Pakistan’s Sole Demand of Afghanistan is End to Terrorism: DG ISPR

Inter-Services Public Relations (ISPR) Director-General Lt. Gen. Ahmed Sharif Chaudhry on Monday emphasized that Pakistan has only demand of Afghanistan—an end to terrorism emanating from Afghan soil.

Briefing senior journalists in Rawalpindi, he said the conditions put forward by the Afghan Taliban are “meaningless.” Pakistan, he asserted, has only one agenda: “Afghan soil must not be used against us.” Pakistan and Afghanistan, after more than a week of border clashes, achieved a ceasefire that was extended during a mediated meeting in Istanbul last week. The next round of talks is due for Istanbul on Nov. 6.

During his briefing, the military’s spokesman summarized operations underway against terrorists, saying 1,667 terrorists had been killed. In the border clashes with the Afghan Taliban regime, he said, 206 Afghan Taliban fighters and 112 terrorists of the banned Tehreek-e-Taliban Pakistan (TTP) were killed.
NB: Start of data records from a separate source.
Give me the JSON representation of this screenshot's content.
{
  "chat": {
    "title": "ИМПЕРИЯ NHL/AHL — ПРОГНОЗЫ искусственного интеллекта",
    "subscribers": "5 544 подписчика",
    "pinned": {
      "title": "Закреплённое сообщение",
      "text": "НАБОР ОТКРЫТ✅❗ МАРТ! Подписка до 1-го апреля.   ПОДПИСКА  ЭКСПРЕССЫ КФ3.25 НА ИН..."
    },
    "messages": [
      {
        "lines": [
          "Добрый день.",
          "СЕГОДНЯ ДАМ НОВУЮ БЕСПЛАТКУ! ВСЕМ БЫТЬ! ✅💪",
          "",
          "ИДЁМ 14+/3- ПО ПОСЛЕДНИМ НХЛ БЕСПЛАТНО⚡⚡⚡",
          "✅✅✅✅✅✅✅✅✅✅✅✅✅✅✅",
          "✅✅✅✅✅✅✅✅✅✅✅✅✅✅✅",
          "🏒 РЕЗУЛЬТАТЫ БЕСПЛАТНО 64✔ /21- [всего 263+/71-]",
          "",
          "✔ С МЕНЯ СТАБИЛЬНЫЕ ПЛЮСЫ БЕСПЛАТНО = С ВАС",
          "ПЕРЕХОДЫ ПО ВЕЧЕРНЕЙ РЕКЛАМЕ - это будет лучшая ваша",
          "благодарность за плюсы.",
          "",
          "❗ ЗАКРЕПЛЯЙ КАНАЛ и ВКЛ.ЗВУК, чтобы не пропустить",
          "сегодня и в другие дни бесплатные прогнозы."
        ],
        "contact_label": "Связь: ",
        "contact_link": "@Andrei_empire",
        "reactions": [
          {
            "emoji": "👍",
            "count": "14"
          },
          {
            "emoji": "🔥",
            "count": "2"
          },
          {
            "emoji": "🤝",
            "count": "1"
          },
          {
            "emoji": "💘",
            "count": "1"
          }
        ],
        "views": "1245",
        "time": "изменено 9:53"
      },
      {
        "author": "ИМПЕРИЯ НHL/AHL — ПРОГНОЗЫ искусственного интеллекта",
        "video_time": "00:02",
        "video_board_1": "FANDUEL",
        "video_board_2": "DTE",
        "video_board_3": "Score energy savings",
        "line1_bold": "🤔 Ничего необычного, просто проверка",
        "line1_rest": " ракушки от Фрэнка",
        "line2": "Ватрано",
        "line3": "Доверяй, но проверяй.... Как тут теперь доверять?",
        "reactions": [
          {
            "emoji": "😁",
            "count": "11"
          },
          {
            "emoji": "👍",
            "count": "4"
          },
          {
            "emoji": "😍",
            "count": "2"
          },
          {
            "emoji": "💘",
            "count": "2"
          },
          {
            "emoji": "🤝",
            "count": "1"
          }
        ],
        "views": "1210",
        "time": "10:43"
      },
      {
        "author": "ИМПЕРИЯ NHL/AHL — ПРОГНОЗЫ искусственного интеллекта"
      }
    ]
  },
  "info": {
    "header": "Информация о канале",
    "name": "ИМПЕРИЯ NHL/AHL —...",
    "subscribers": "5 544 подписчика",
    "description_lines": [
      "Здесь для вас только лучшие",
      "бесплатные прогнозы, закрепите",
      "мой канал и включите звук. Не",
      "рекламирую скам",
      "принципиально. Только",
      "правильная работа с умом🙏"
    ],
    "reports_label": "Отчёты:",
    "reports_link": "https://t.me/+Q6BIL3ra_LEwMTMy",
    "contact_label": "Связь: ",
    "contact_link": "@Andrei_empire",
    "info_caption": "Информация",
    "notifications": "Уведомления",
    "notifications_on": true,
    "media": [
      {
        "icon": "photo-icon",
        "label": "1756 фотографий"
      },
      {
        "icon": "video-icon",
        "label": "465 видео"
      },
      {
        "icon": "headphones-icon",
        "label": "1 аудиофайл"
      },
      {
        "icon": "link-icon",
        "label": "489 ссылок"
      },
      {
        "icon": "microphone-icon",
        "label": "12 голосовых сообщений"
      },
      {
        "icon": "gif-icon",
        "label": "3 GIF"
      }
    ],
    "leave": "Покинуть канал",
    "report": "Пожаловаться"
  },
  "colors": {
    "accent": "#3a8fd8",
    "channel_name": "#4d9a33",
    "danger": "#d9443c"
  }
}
He regretted the blurring of lines between the two groups, adding about 60% of terrorists killed during infiltration attempts in the last three to four months were Afghan nationals.

“The TTP is not a separate entity, it is a branch of the Afghan Taliban,” he said, alleging evidence that the Taliban are settling TTP fighters in densely populated areas to provide them protective “human shields.” He stressed that Pakistan desired peaceful ties with Afghanistan, but this could not come at the cost of compromising the country’s security and sovereignty.

To a question on reports in “Afghan and Indian media” concerning an allegedly secret Pak-U.S. deal allowing American drone operations in Afghanistan, he said it was “fake news” propagated by Taliban spokesman Zabihullah Mujahid. “Pakistan has not given permission to the U.S. or any other country to use its territory for attacks inside Afghanistan. These claims are baseless propaganda,” he said.

Lt. Gen. Chaudhry said a key part of security forces’ counter-terrorism was targeting narcotics activity, noting opium cultivation was funding militancy. “Drones, the ANF and the Frontier Corps destroyed poppy fields in the Tirah valley,” he said, adding Khyber Pakhtunkhwa has around 12,000 acres under poppy cultivation and that profits ranged from Rs. 1.8 million to Rs. 3.2 million per acre. “Local politicians and others are involved in this cultivation,” he said, without specifying anyone.

To another question, he said he considered Sohail Afridi the legitimately elected chief minister of Khyber-Pakhtunkhwa.

Chaudhry also warned that India was planning a “false flag” operation in the maritime domain to fabricate evidence of a major Pakistani strike or act of aggression, potentially triggering a new round of tensions between the two nuclear-armed rivals. He said Pakistan’s armed forces were on “high alert” and would deliver a “far stronger, more decisive, and severe” response than in previous incidents if provoked.

Last week, the government released a video confession of a fisherman from Sindh, Ijaz Mallah, who claimed he was coerced in 2024 by Indian intelligence to engage in espionage-related activities in Pakistan.

To another question, the DG ISPR said there was no decision on the potential deployment of Pakistani troops to Gaza as part of a peacekeeping force. This matter would be decided by the government and Parliament, he added.